Planning partner in our office, Christian Dimmer recently published an article in the Japan Times about how to address the reconstruction efforts in Tohoku that is definitely worth reading.
Dear Prime Minister Yoshihiko Noda,
Over 560 sq. km of northeast Japan was inundated by the tsunami that followed the massive March 11 earthquake, leaving over 20,000 dead or missing and devastating farmland, ports and nearly the whole regional fishing economy. The subsequent shutdown of most nuclear power plants, part of Japan’s highly centralized power generation system, caused an unprecedented energy crisis with severe repercussions for the national and even parts of the global economy.
The aftershocks have sent tremors far beyond the areas directly hit by the natural disaster. But the widely accepted notion of a “triple disaster” of the earthquake, ensuing tsunami and nuclear crisis is a misconception, obscuring the fact that the afflicted areas had already been suffering from deep structural problems for decades.
A comparison of the current crisis to the Great Hanshin Earthquake throws the demographics of these problems into stark relief. The 1995 quake primarily struck Kobe, a single densely populated city of 1.5 million inhabitants where 13.5 percent of residents were aged 65 or older; the Great East Japan Earthquake hit hundreds of kilometers of coastline in mostly rural regions with a population of nearly 7 million, 22 percent of whom were older than 65.

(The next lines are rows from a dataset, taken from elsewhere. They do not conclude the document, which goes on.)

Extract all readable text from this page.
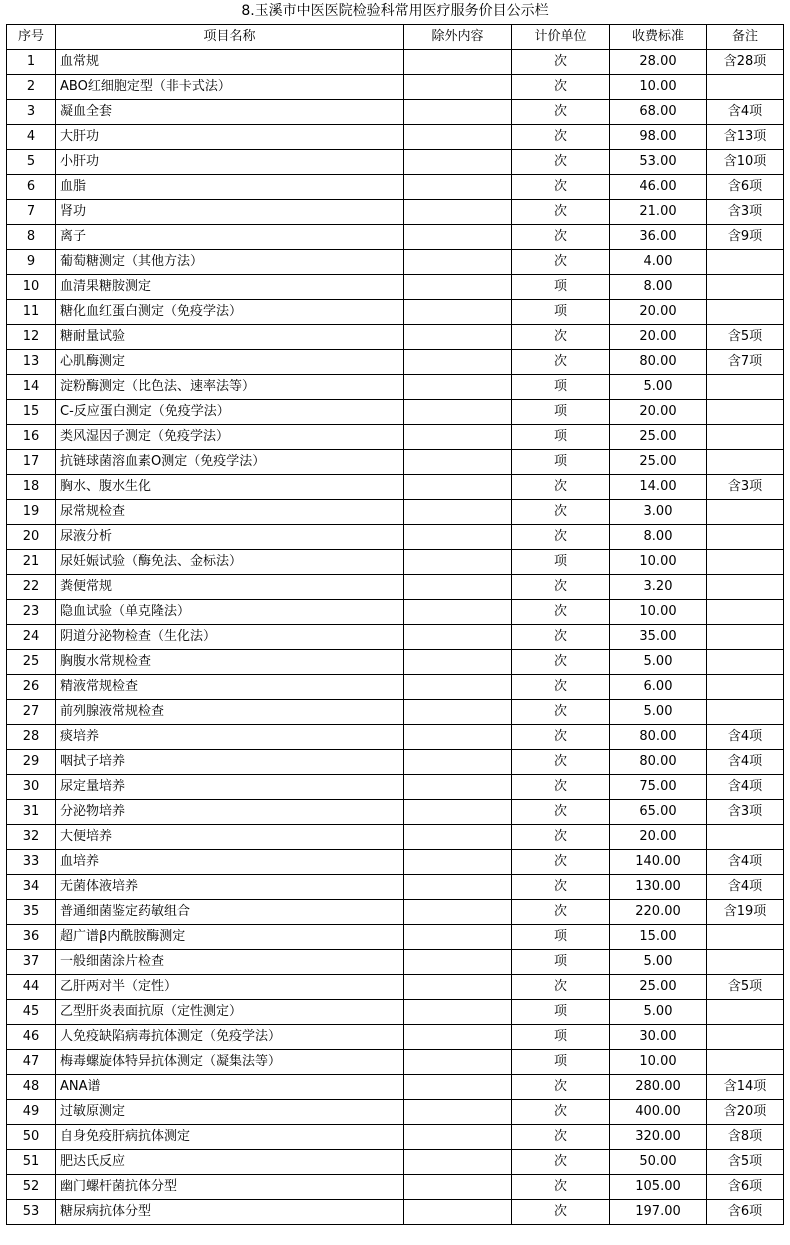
8.玉溪市中医医院检验科常用医疗服务价目公示栏
序号	项目名称	除外内容	计价单位	收费标准	备注
1	血常规		次	28.00	含28项
2	ABO红细胞定型（非卡式法）		次	10.00	
3	凝血全套		次	68.00	含4项
4	大肝功		次	98.00	含13项
5	小肝功		次	53.00	含10项
6	血脂		次	46.00	含6项
7	肾功		次	21.00	含3项
8	离子		次	36.00	含9项
9	葡萄糖测定（其他方法）		次	4.00	
10	血清果糖胺测定		项	8.00	
11	糖化血红蛋白测定（免疫学法）		项	20.00	
12	糖耐量试验		次	20.00	含5项
13	心肌酶测定		次	80.00	含7项
14	淀粉酶测定（比色法、速率法等）		项	5.00	
15	C-反应蛋白测定（免疫学法）		项	20.00	
16	类风湿因子测定（免疫学法）		项	25.00	
17	抗链球菌溶血素O测定（免疫学法）		项	25.00	
18	胸水、腹水生化		次	14.00	含3项
19	尿常规检查		次	3.00	
20	尿液分析		次	8.00	
21	尿妊娠试验（酶免法、金标法）		项	10.00	
22	粪便常规		次	3.20	
23	隐血试验（单克隆法）		次	10.00	
24	阴道分泌物检查（生化法）		次	35.00	
25	胸腹水常规检查		次	5.00	
26	精液常规检查		次	6.00	
27	前列腺液常规检查		次	5.00	
28	痰培养		次	80.00	含4项
29	咽拭子培养		次	80.00	含4项
30	尿定量培养		次	75.00	含4项
31	分泌物培养		次	65.00	含3项
32	大便培养		次	20.00	
33	血培养		次	140.00	含4项
34	无菌体液培养		次	130.00	含4项
35	普通细菌鉴定药敏组合		次	220.00	含19项
36	超广谱β内酰胺酶测定		项	15.00	
37	一般细菌涂片检查		项	5.00	
44	乙肝两对半（定性）		次	25.00	含5项
45	乙型肝炎表面抗原（定性测定）		项	5.00	
46	人免疫缺陷病毒抗体测定（免疫学法）		项	30.00	
47	梅毒螺旋体特异抗体测定（凝集法等）		项	10.00	
48	ANA谱		次	280.00	含14项
49	过敏原测定		次	400.00	含20项
50	自身免疫肝病抗体测定		次	320.00	含8项
51	肥达氏反应		次	50.00	含5项
52	幽门螺杆菌抗体分型		次	105.00	含6项
53	糖尿病抗体分型		次	197.00	含6项
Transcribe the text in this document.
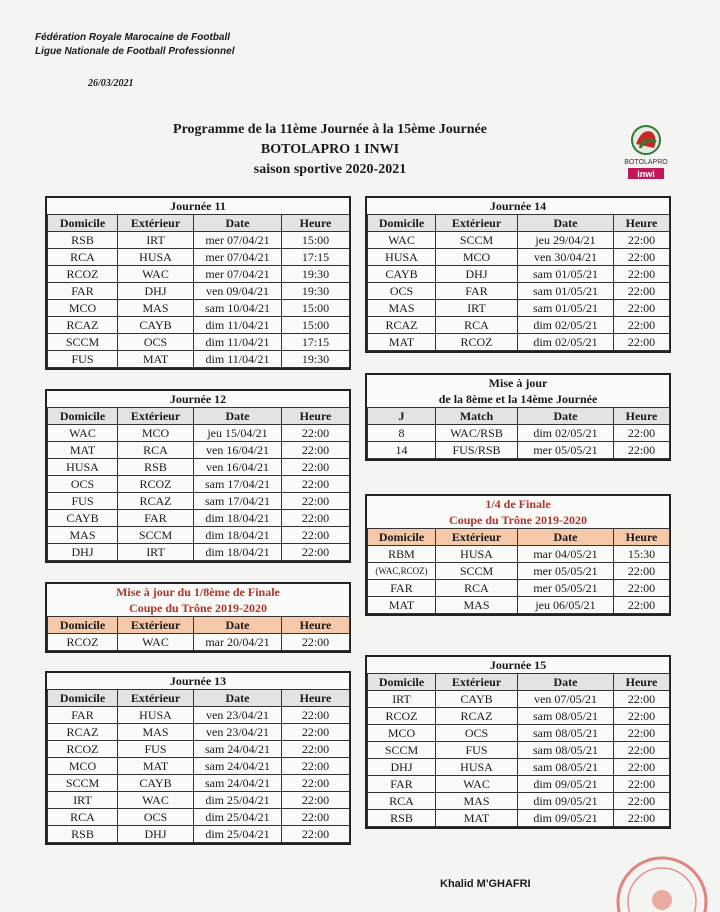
Fédération Royale Marocaine de Football
Ligue Nationale de Football Professionnel
26/03/2021
Programme de la 11ème Journée à la 15ème Journée
BOTOLAPRO 1 INWI
saison sportive 2020-2021	BOTOLAPRO
inwi
Journée 11
Domicile	Extérieur	Date	Heure
RSB	IRT	mer 07/04/21	15:00
RCA	HUSA	mer 07/04/21	17:15
RCOZ	WAC	mer 07/04/21	19:30
FAR	DHJ	ven 09/04/21	19:30
MCO	MAS	sam 10/04/21	15:00
RCAZ	CAYB	dim 11/04/21	15:00
SCCM	OCS	dim 11/04/21	17:15
FUS	MAT	dim 11/04/21	19:30
Journée 14
Domicile	Extérieur	Date	Heure
WAC	SCCM	jeu 29/04/21	22:00
HUSA	MCO	ven 30/04/21	22:00
CAYB	DHJ	sam 01/05/21	22:00
OCS	FAR	sam 01/05/21	22:00
MAS	IRT	sam 01/05/21	22:00
RCAZ	RCA	dim 02/05/21	22:00
MAT	RCOZ	dim 02/05/21	22:00
Journée 12
Domicile	Extérieur	Date	Heure
WAC	MCO	jeu 15/04/21	22:00
MAT	RCA	ven 16/04/21	22:00
HUSA	RSB	ven 16/04/21	22:00
OCS	RCOZ	sam 17/04/21	22:00
FUS	RCAZ	sam 17/04/21	22:00
CAYB	FAR	dim 18/04/21	22:00
MAS	SCCM	dim 18/04/21	22:00
DHJ	IRT	dim 18/04/21	22:00
Mise à jour
de la 8ème et la 14ème Journée
J	Match	Date	Heure
8	WAC/RSB	dim 02/05/21	22:00
14	FUS/RSB	mer 05/05/21	22:00
1/4 de Finale
Coupe du Trône 2019-2020
Domicile	Extérieur	Date	Heure
RBM	HUSA	mar 04/05/21	15:30
(WAC,RCOZ)	SCCM	mer 05/05/21	22:00
FAR	RCA	mer 05/05/21	22:00
MAT	MAS	jeu 06/05/21	22:00
Mise à jour du 1/8ème de Finale
Coupe du Trône 2019-2020
Domicile	Extérieur	Date	Heure
RCOZ	WAC	mar 20/04/21	22:00
Journée 13
Domicile	Extérieur	Date	Heure
FAR	HUSA	ven 23/04/21	22:00
RCAZ	MAS	ven 23/04/21	22:00
RCOZ	FUS	sam 24/04/21	22:00
MCO	MAT	sam 24/04/21	22:00
SCCM	CAYB	sam 24/04/21	22:00
IRT	WAC	dim 25/04/21	22:00
RCA	OCS	dim 25/04/21	22:00
RSB	DHJ	dim 25/04/21	22:00
Journée 15
Domicile	Extérieur	Date	Heure
IRT	CAYB	ven 07/05/21	22:00
RCOZ	RCAZ	sam 08/05/21	22:00
MCO	OCS	sam 08/05/21	22:00
SCCM	FUS	sam 08/05/21	22:00
DHJ	HUSA	sam 08/05/21	22:00
FAR	WAC	dim 09/05/21	22:00
RCA	MAS	dim 09/05/21	22:00
RSB	MAT	dim 09/05/21	22:00
Khalid M'GHAFRI
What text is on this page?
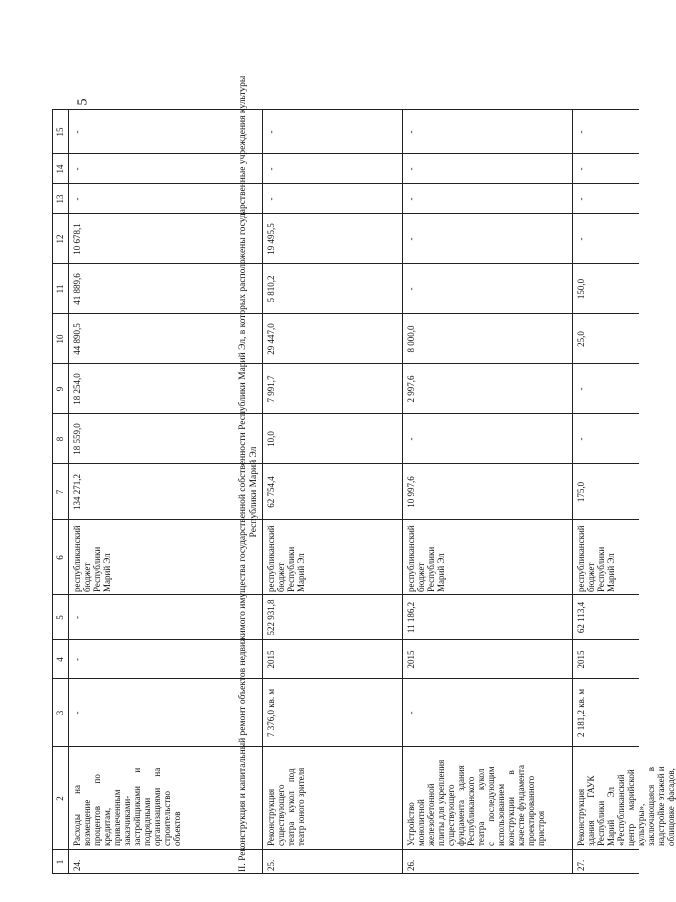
5
1
2
3
4
5
6
7
8
9
10
11
12
13
14
15
24.
Расходы         на
возмещение
процентов          по
кредитам,
привлеченным
заказчиками-
застройщиками      и
подрядными
организациями     на
строительство
объектов
-
-
-
республиканский
бюджет
Республики
Марий Эл
134 271,2
18 559,0
18 254,0
44 890,5
41 889,6
10 678,1
-
-
-
II. Реконструкция и капитальный ремонт объектов недвижимого имущества государственной собственности Республики Марий Эл, в которых расположены государственные учреждения культуры
Республики Марий Эл
25.
Реконструкция
существующего
театра    кукол    под
театр юного зрителя
7 376,0 кв. м
2015
522 931,8
республиканский
бюджет
Республики
Марий Эл
62 754,4
10,0
7 991,7
29 447,0
5 810,2
19 495,5
-
-
-
26.
Устройство
монолитной
железобетонной
плиты для укрепления
существующего
фундамента    здания
Республиканского
театра              кукол
с         последующим
использованием
конструкции          в
качестве фундамента
проектированного
пристроя
-
2015
11 186,2
республиканский
бюджет
Республики
Марий Эл
10 997,6
-
2 997,6
8 000,0
-
-
-
-
-
27.
Реконструкция
здания          ГАУК
Республики
Марий          Эл
«Республиканский
центр      марийской
культуры»,
заключающаяся      в
надстройке этажей и
облицовке  фасадов,
2 181,2 кв. м
2015
62 113,4
республиканский
бюджет
Республики
Марий Эл
175,0
-
-
25,0
150,0
-
-
-
-
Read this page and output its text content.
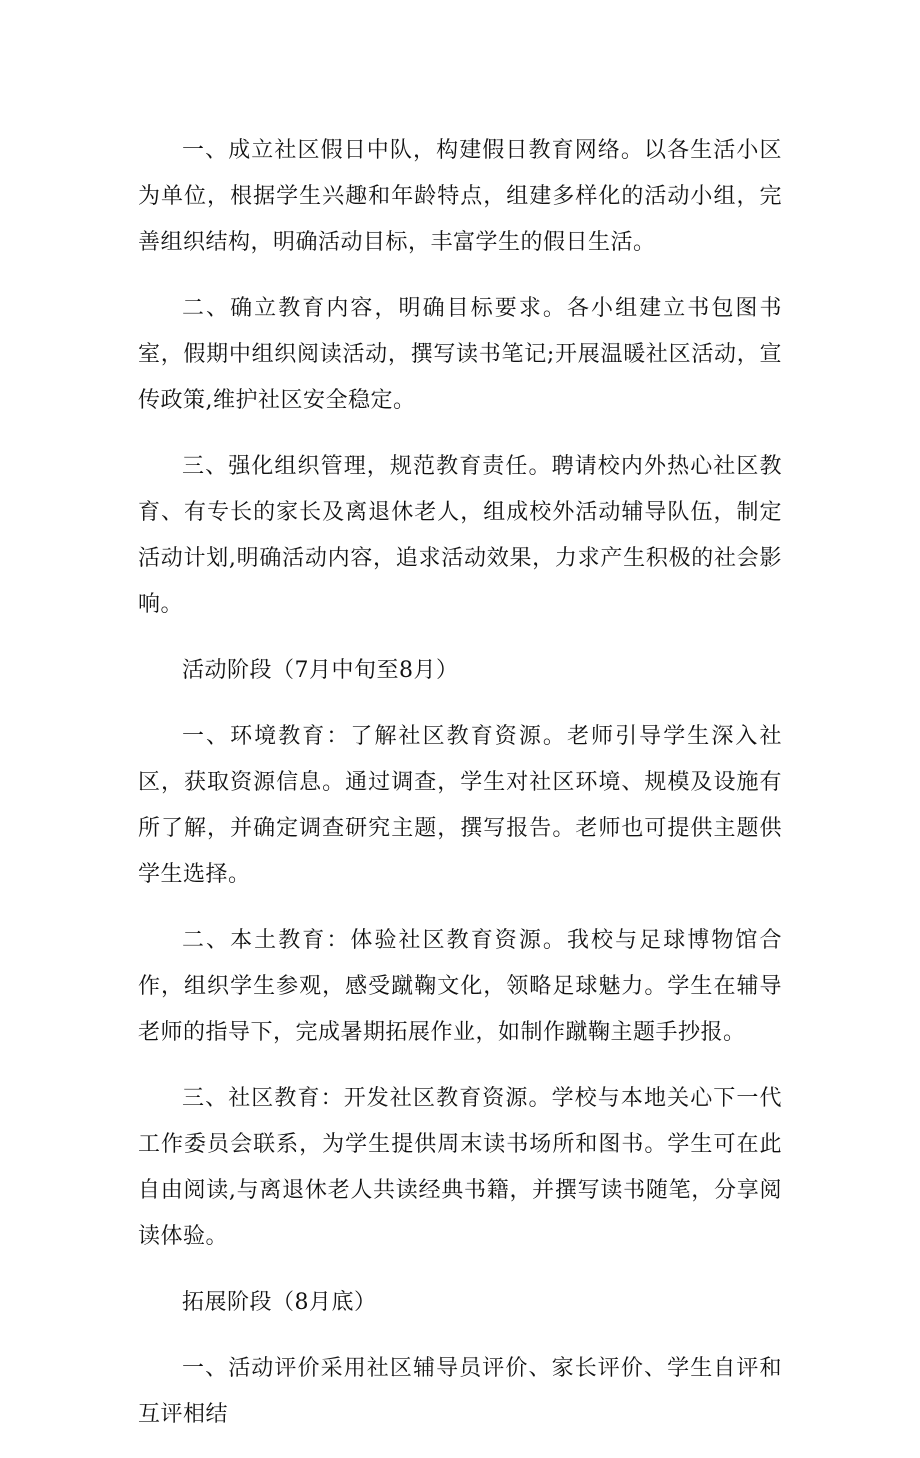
一、成立社区假日中队，构建假日教育网络。以各生活小区为单位，根据学生兴趣和年龄特点，组建多样化的活动小组，完善组织结构，明确活动目标，丰富学生的假日生活。

二、确立教育内容，明确目标要求。各小组建立书包图书室，假期中组织阅读活动，撰写读书笔记;开展温暖社区活动，宣传政策,维护社区安全稳定。

三、强化组织管理，规范教育责任。聘请校内外热心社区教育、有专长的家长及离退休老人，组成校外活动辅导队伍，制定活动计划,明确活动内容，追求活动效果，力求产生积极的社会影响。

活动阶段（7月中旬至8月）

一、环境教育：了解社区教育资源。老师引导学生深入社区，获取资源信息。通过调查，学生对社区环境、规模及设施有所了解，并确定调查研究主题，撰写报告。老师也可提供主题供学生选择。

二、本土教育：体验社区教育资源。我校与足球博物馆合作，组织学生参观，感受蹴鞠文化，领略足球魅力。学生在辅导老师的指导下，完成暑期拓展作业，如制作蹴鞠主题手抄报。

三、社区教育：开发社区教育资源。学校与本地关心下一代工作委员会联系，为学生提供周末读书场所和图书。学生可在此自由阅读,与离退休老人共读经典书籍，并撰写读书随笔，分享阅读体验。

拓展阶段（8月底）

一、活动评价采用社区辅导员评价、家长评价、学生自评和互评相结
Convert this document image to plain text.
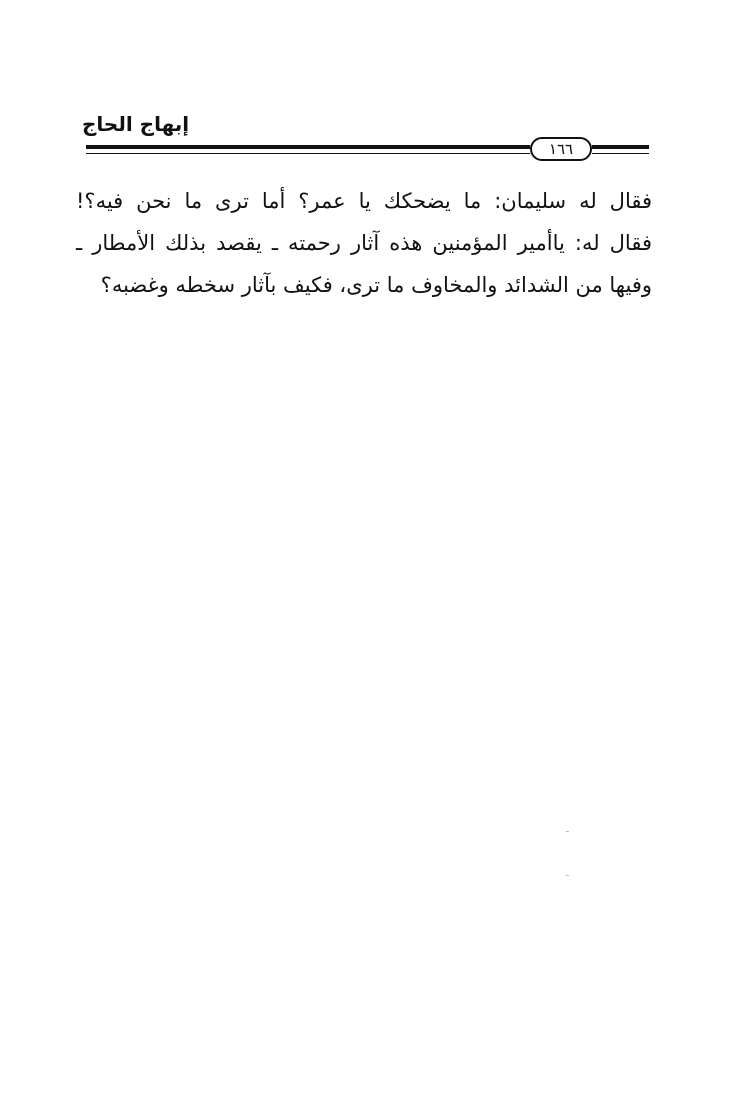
إبهاج الحاج
١٦٦
فقال له سليمان: ما يضحكك يا عمر؟ أما ترى ما نحن فيه؟!
فقال له: ياأمير المؤمنين هذه آثار رحمته ـ يقصد بذلك الأمطار ـ
وفيها من الشدائد والمخاوف ما ترى، فكيف بآثار سخطه وغضبه؟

By March 11, 2011, many younger people had already left Tohoku to study or work in Tokyo, creating a demographic imbalance where the share of elderly had risen above the national average, eroding the region’s economic base. Accordingly, agriculture, fisheries and forestry face succession issues and a shortage of labor, with the result that the country’s food self-sufficiency is on the wane while carbon dioxide emissions from increasing food imports are aggravating global warming. Large-scale shopping malls, mushrooming in rural Japan, have sapped the last energies of retail districts in existing town centers. These are manifestations of the lingering attraction of energy-intensive, car-centered lifestyles, whose resulting urban development patterns have left the old and immobile isolated in dilapidated, atrophying downtowns.
A comprehensive, long-term strategy is needed to help solve these and other demographic, social, environmental and economic problems that were already in place prior to March 11.